I remarked that I remembered seeing it as part of Pinwheel.
To which she innocently replied: "Pinwheel?"
And right then and there, I felt a slight pang of Arthritis.
I suppose there's no hope of her remembering The Magic Garden.
A friend of mine in the UK has a coal-fired stove for home heating. I remarked that in the US, we'd call that a "Franklin Stove", and then checked wikipedia. Apparently, a Franklin Stove is not what I, or, well, frankly, a lot of people thought it was. It's apparently a metal-lined fireplace, as opposed to an enclosed unit.

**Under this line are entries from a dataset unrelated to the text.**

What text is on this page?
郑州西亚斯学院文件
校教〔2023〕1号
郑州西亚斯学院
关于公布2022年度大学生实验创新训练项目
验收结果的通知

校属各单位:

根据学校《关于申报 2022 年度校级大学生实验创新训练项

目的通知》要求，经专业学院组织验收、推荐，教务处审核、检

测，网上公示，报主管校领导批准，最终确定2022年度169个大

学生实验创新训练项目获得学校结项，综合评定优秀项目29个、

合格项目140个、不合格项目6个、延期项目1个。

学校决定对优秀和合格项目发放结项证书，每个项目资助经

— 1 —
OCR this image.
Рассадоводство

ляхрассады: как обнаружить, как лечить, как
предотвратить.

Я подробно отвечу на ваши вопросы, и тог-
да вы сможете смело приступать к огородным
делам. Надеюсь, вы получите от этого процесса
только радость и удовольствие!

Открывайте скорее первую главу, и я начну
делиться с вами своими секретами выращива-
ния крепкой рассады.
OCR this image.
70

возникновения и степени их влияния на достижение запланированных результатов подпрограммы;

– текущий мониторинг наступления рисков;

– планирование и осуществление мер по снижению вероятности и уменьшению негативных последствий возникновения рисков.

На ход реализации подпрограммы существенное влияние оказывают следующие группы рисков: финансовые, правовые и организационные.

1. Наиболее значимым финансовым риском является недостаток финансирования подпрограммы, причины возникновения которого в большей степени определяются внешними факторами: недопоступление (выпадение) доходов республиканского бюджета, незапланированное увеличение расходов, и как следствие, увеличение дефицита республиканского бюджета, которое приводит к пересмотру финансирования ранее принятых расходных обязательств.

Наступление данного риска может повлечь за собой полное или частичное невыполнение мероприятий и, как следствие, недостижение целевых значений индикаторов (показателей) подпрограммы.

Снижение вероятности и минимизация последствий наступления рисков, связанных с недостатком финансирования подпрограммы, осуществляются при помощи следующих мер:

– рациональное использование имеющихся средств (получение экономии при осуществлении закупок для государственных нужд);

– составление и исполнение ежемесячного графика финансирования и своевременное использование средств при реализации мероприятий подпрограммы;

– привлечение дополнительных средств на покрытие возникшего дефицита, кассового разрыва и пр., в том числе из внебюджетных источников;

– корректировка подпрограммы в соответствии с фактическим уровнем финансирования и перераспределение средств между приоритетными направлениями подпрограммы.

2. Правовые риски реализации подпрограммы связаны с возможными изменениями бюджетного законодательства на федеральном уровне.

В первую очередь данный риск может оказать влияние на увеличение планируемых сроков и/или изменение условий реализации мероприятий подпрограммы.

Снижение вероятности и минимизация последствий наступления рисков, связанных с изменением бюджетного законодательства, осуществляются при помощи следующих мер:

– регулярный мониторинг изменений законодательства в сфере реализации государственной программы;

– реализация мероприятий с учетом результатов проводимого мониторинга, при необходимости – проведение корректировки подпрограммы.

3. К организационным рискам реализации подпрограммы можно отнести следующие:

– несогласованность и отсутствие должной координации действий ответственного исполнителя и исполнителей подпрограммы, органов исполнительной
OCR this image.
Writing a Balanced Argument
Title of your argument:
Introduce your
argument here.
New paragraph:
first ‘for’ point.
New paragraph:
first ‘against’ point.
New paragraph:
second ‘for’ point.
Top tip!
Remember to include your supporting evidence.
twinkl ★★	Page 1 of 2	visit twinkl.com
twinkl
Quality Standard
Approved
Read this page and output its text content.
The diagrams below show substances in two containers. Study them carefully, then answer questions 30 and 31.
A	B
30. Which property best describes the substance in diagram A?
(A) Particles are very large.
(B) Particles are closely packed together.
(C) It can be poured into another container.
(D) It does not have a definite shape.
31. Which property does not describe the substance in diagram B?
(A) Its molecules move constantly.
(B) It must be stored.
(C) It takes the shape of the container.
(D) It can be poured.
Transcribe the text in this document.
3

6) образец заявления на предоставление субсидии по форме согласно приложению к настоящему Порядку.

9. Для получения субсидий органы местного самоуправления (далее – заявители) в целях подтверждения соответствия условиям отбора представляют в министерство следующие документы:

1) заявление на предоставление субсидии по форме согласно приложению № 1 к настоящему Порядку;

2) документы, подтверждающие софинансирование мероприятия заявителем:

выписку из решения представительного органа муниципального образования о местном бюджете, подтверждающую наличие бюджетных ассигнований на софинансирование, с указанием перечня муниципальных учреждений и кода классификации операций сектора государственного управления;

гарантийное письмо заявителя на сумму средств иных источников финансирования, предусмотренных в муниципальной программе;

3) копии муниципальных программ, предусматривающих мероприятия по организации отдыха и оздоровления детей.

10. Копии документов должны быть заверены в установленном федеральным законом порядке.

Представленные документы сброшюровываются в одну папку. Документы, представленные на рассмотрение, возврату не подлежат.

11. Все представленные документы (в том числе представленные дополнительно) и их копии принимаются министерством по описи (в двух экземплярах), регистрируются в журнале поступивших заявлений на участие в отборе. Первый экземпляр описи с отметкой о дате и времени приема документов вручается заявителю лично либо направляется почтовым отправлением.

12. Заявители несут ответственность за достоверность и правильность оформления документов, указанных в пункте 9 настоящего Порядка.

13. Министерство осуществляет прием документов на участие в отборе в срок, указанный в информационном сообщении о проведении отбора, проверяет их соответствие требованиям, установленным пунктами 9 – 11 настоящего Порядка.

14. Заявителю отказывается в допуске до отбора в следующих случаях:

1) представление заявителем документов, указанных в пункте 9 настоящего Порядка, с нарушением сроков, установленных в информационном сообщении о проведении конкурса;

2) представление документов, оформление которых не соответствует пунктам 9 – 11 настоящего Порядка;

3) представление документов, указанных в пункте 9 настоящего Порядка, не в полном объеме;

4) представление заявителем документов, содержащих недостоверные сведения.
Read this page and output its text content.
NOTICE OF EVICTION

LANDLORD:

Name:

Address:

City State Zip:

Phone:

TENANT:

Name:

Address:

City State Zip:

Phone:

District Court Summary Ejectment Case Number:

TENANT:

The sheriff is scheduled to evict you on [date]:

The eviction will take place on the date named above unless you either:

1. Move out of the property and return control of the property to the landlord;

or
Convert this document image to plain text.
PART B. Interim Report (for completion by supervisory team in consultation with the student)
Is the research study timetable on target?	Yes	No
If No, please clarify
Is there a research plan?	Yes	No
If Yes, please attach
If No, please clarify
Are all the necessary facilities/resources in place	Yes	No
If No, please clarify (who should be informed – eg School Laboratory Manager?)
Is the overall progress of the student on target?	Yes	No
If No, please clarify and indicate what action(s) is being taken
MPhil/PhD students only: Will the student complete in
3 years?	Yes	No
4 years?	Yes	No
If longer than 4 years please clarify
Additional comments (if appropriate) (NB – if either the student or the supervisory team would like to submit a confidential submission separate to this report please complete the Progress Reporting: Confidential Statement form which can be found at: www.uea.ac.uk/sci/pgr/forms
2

I guess my earliest inkling about this idea was the old disney short animated movie "Ben and Me", which is in turn based on a book by Robert Lawson. Now, my amusement here is that while the book may have this wrong, which is just fine for a Kid's Book, apparently a school district in Kentucky is referencing the story(PDF Link) for use in testing, stating that "this story is about the invention of the franklin stove, explain why this story is FICTION". The correct answer might in fact be "because that's not what a Franklin Stove is."
To jump subjects a bit (but totally keep ragging on Kentucky), the instructions in that there PDF state "The following is from a fictional book". BZZT! That doesn't mean what you think it means. "Tobin's Spirit Guide" (from Ghostbusters) is a fictional book. The thing that bit Bruce Campbell's hand in Army of Darkness is a fictional book. "Fucking and Punching" from Shotime's Californication is a Fictional Book. "Handbook for the Recently Deceased" from "Beetlejuice" is a fictional book. Do you even get the difference, Kentucky?
I think what you meant to say is "The following is from a work of fiction". Could you please stop miseducatin' the younguns?
Taking that last bit one step further because hey, I'm awake on 2.5 hours of sleep:
The book Bastion was reading from in "The Neverending Story" was also called "The Neverending Story", but it's not the same book the movie was based on.
In "The Princess Bride" we are seen a grandfather reading from a book by "S Morganstern", and while there was a book called "The Princess Bride", it was written by William Goldman, who claimed it was a retelling of Morganstern's Classic Tale (which never existed). There's apparently more to this running gag.
"The Hitchhiker's Guide to the Galaxy" is also a real book (and movie) about a fictional book also called "The Hitchhiker's Guide to the Galaxy".
These would have been decent examples above, if I didn't think that they'd confuse the great state of Kentucky.